Even a fashion luddite like me knows that clothing retail works best when you have a clear and distinct winter and summer period. The fashionistas and general public alike buy to look on-trend and functional as the temperatures respectively plummet or rise. In that vein then, the recent bout of extended hot weather was a retail bullseye - assuming, of course, that you have sufficient online capability to be active where increasingly the action is.
Online has never been a problem for Next (NXT), who so successfully morphed from its Directory business to a pukka online operation that was the gold standard for many an aspiring clothing fashion name. So today's trading update should be full of good cheer then given the distinct seasons?
Well to an extent it is, with comments such as 'full price sales in the second quarter were up +2.8% on last year and ahead of our guidance'. Back of the net! Later in the statement it also observed that 'clearance rates to date are better than expected and have added approximately £4m to profit' and 'our cash flow remains strong and we still expect to generate around £300m of surplus cash after deducting interest, tax, capital expenditure and ordinary dividends'. Smell a further share buyback then to supplement the already near 4% dividend yield. However...selective quotes from a trading update can be a little bit deceptive. Remember those above guidance sales levels? Well the worry is that:
'this over‐achievement in sales was due to the prolonged period of exceptionally warm weather, which greatly assisted the sales of summer weight product. It is almost certain that some of these sales have been pulled forward from August, so we are maintaining our sales and profit guidance for the year to January 2019'
Even Next cannot magic even more sales than it would have sensibly expected from summer-loving consumers. This and an acknowledgement later in the statement that those clearance extra profits were offset by higher warehouse/distribution costs, meant that the results were a bit old reiteration of expectations.

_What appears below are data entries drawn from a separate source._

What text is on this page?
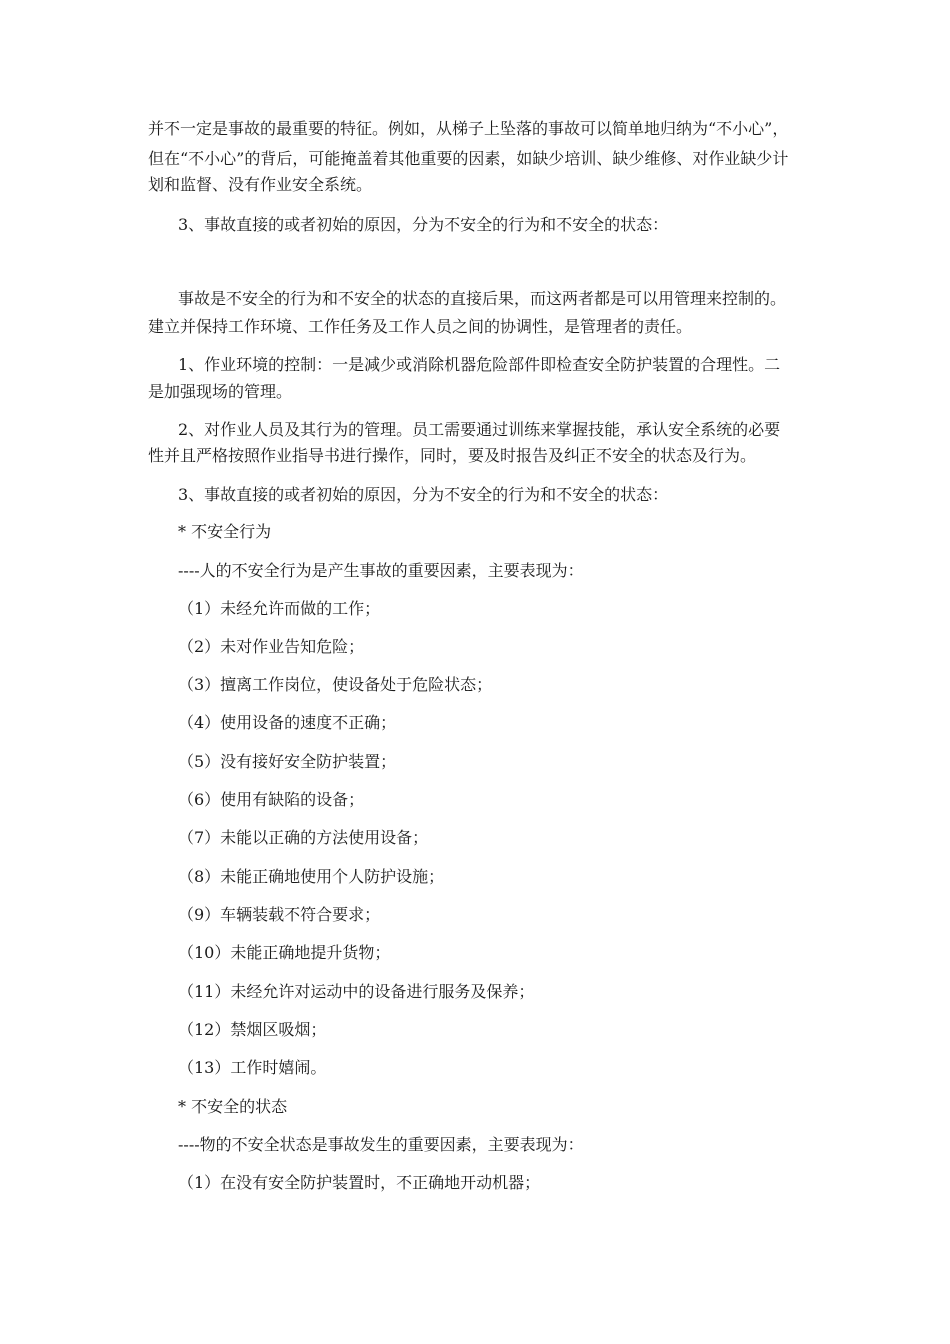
并不一定是事故的最重要的特征。例如，从梯子上坠落的事故可以简单地归纳为“不小心”，
但在“不小心”的背后，可能掩盖着其他重要的因素，如缺少培训、缺少维修、对作业缺少计
划和监督、没有作业安全系统。
3、事故直接的或者初始的原因，分为不安全的行为和不安全的状态：
事故是不安全的行为和不安全的状态的直接后果，而这两者都是可以用管理来控制的。
建立并保持工作环境、工作任务及工作人员之间的协调性，是管理者的责任。
1、作业环境的控制：一是减少或消除机器危险部件即检查安全防护装置的合理性。二
是加强现场的管理。
2、对作业人员及其行为的管理。员工需要通过训练来掌握技能，承认安全系统的必要
性并且严格按照作业指导书进行操作，同时，要及时报告及纠正不安全的状态及行为。
3、事故直接的或者初始的原因，分为不安全的行为和不安全的状态：
* 不安全行为
----人的不安全行为是产生事故的重要因素，主要表现为：
（1）未经允许而做的工作；
（2）未对作业告知危险；
（3）擅离工作岗位，使设备处于危险状态；
（4）使用设备的速度不正确；
（5）没有接好安全防护装置；
（6）使用有缺陷的设备；
（7）未能以正确的方法使用设备；
（8）未能正确地使用个人防护设施；
（9）车辆装载不符合要求；
（10）未能正确地提升货物；
（11）未经允许对运动中的设备进行服务及保养；
（12）禁烟区吸烟；
（13）工作时嬉闹。
* 不安全的状态
----物的不安全状态是事故发生的重要因素，主要表现为：
（1）在没有安全防护装置时，不正确地开动机器；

Now this is no disaster...but Mr Market had already revved up Next shares from the dog days when I was imploring you to buy them for less than 40 quid, which is why they are down 6% as I write to £56. Next is so much more than a survivor but it does not walk on water and the rule of buying core retailers in 2018 is when they are out-of-favour. I had fun a year or so ago buying Next sub 40 quid and off-loading at 50. Today the old resistance has become the new support and I would snaffle them back - ceteris paribus - at about £50 but not now, even though it is promising you bank-busting rates of shareholder remuneration. You know the risks by now of course: too much sun too quick...or the return of the proper winter chill too slowly.
I wonder if fashionistas are into meteorology?